Netanyahu calls on Gantz to form unity government

"Netanyahu is having difficulty accepting his loss, and is trying to disguise Blue and White's victory as the largest party and say there is no clear decision."

Tension was evident between Blue and White leader Benny Gantz and Prime Minister Benjamin Netanyahu at the opening of the Knesset’s new session on April 30 (photo credit: MARC ISRAEL SELLEM)
Tension was evident between Blue and White leader Benny Gantz and Prime Minister Benjamin Netanyahu at the opening of the Knesset’s new session on April 30
(photo credit: MARC ISRAEL SELLEM)
Prime Minister Benjamin Netanyahu hinted that he may be willing to have a rotation agreement for the premiership with Blue and White leader Benny Gantz, in his remarks at a memorial service for former prime minister Shimon Peres.
"Let's cooperate like Peres and [former prime minister Yitzhak] Shamir," Netanyahu said.
Peres and Shamir had a rotation agreement after the 1984 election, when neither could form a coalition without the other.
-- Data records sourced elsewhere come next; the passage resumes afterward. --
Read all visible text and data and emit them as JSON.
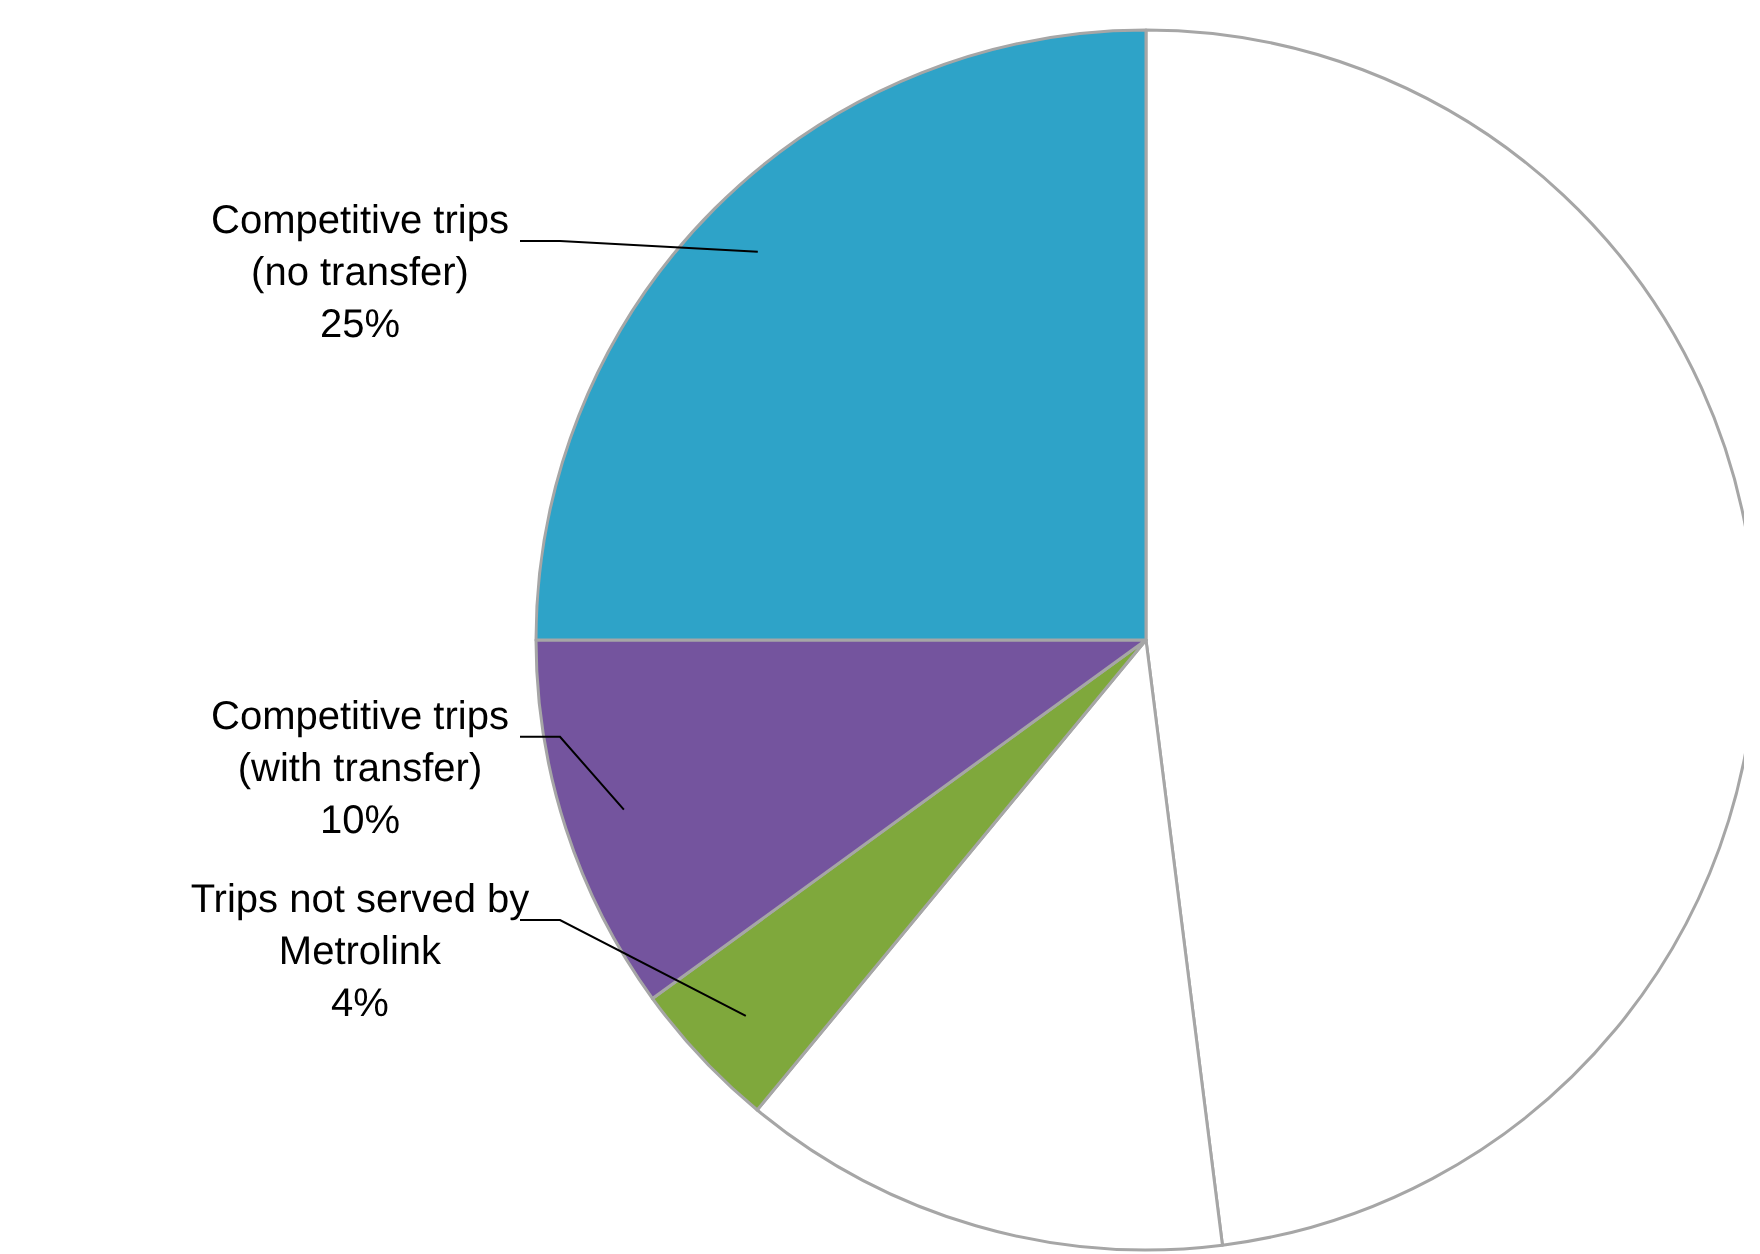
{
  "chart_data": {
    "type": "pie",
    "categories": [
      null,
      null,
      "Trips not served by Metrolink",
      "Competitive trips (with transfer)",
      "Competitive trips (no transfer)"
    ],
    "values": [
      48,
      13,
      4,
      10,
      25
    ],
    "colors": [
      "#ffffff",
      "#ffffff",
      "#7fa83c",
      "#74549e",
      "#2ea3c8"
    ],
    "value_labels": [
      null,
      null,
      "4%",
      "10%",
      "25%"
    ]
  }
}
Peres was prime minister until 1986, when Shamir replaced him. This was the first and only such agreement in Israel's history.
Netanyahu and Gantz were also spotted shaking hands at the service.
The prime minister’s remarks came shortly after he made his first call for Likud and Blue and White to form a coalition together, along with the Likud’s religious-right partners of recent years.
“We have no choice but to form a broad unity government, as broad as possible, that is made up of all the elements that care for the State of Israel,” Netanyahu said.
The prime minister acknowledged that he promised a right-wing government during the election, but said that “unfortunately, the results of the election showed it is not possible. The public did not decide between the two blocs.”
Netanyahu called on Gantz to meet with him as soon as possible to start the process of forming a coalition together, confirming an exclusive report in Thursday’s The Jerusalem Post. His office called Gantz’s aides to plan a one-on-one meeting on Thursday.
“The nation expects us, both of us, to show responsibility and act in cooperation,” he said. “We cannot and have no reason to go to a third election. I oppose it. A broad unity government is what is demanded of us today.”
A Blue and White source said "Netanyahu is having difficulty accepting his loss and is trying to disguise Blue and White's victory as the largest party and say there is no clear decision."
Throughout the campaign, Blue and White’s leaders said that they would not sit in a government with Netanyahu as long as the specter of an indictment on corruption charges remained over the prime minister’s head. Netanyahu is set to go to a pre-indictment hearing with Attorney-General Avichai Mandelbit on October 2-3.
Netanyahu’s statement came after his meeting with the leaders of religious right-wing parties Yamina, Shas and United Torah Judaism. On Wednesday, the parties agreed to negotiate as a bloc, which amounted to 55 seats as of Thursday morning's yet-incomplete vote count.
New Right MK Naftali Bennett repeated the call, saying: “A national unity government must be established with Netanyahu at its head, in which everyone who believes in a Jewish and democratic Israel is invited. We do not count out the haredim [ultra-Orthodox], Lapid – and certainly not Netanyahu.”